A la veille de la Conférence de Copenhague sur le climat : de combien de centrales nucléaires le monde a-t-il besoin?
Combien de centrales nucléaires seront-elles nécessaires dans vingt ans au niveau global pour d’une part couvrir les besoins croissants en électricité, et d’autre part diminuer les émissions de dioxyde de carbone, gaz à effet de serre? A la veille de la Conférence des Nations Unies sur le changement climatique qui se déroulera à Copenhague du 7 au 18 décembre 2009, cette question est plus actuelle que jamais.
«L’énergie nucléaire est une solution pour résoudre le problème du changement climatique», estime Rajendra K. Pachauri, président du GIEC (Groupe d’experts intergouvernemental sur l’évolution du climat) domicilié à Genève, désigné souvent sous le nom de Conseil mondial de l’énergie. A son avis, la production d’électricité nucléaire est une technologie verte. Lors d’une conférence organisée au milieu de l’année à Manille, Rajendra K. Pachauri a rappelé une condition absolument incontestée sur le sujet, à savoir que, du fait du savoir-faire et des normes de sûreté qu’elle implique, cette technologie ne convient pas à tous les pays du monde.
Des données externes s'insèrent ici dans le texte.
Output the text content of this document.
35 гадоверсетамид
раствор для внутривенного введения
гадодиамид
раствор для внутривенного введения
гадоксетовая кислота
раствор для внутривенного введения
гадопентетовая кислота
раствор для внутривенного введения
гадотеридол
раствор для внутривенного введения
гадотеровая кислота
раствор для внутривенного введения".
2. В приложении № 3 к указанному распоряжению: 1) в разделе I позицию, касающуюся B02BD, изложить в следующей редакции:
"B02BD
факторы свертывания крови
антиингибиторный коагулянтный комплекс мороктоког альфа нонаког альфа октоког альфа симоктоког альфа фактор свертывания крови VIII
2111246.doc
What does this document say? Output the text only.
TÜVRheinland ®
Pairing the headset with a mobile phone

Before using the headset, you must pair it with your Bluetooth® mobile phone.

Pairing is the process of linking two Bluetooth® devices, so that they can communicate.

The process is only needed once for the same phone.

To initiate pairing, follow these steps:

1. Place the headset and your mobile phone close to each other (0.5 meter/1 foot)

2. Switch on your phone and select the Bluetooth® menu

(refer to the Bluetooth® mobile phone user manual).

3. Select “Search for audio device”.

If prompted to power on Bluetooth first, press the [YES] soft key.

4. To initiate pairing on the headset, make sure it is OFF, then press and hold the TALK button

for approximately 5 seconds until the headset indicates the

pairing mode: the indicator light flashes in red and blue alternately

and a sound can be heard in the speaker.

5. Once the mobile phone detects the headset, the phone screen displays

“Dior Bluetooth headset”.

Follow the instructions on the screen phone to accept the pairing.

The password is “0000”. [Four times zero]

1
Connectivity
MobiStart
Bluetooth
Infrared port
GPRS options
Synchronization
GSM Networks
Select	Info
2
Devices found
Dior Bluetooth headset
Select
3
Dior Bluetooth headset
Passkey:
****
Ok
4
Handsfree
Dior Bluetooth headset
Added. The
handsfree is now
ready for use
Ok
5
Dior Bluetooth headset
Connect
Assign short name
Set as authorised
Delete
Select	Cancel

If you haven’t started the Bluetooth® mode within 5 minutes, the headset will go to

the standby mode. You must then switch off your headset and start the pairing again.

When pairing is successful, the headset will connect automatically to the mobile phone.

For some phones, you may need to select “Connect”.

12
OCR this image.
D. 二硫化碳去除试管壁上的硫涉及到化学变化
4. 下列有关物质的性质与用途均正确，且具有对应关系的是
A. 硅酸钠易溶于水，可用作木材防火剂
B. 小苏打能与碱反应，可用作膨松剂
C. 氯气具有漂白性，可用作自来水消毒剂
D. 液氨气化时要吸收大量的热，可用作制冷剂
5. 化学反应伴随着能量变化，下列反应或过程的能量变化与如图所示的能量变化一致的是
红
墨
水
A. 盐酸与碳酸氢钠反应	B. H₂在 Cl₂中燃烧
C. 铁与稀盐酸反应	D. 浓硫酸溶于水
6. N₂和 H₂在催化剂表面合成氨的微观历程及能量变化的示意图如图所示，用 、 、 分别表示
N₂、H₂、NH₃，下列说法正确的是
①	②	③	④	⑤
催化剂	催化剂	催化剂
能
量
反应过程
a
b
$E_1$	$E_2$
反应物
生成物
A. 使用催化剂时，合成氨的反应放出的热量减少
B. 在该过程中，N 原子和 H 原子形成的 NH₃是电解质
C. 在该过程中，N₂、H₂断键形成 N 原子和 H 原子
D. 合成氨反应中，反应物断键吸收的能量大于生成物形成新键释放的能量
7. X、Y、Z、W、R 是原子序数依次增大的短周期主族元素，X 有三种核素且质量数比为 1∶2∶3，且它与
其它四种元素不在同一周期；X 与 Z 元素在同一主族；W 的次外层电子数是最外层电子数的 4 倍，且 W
La Conférence de Copenhague sur le climat examinera essentiellement des stratégies de diminution des gaz à effet de serre qui soient susceptibles d’endiguer le réchauffement global. L’ambition affichée avant la conférence était déjà de parvenir à une convention de suivi de Kyoto avec des objectifs contraignants de réduction des gaz exerçant une influence sur le climat.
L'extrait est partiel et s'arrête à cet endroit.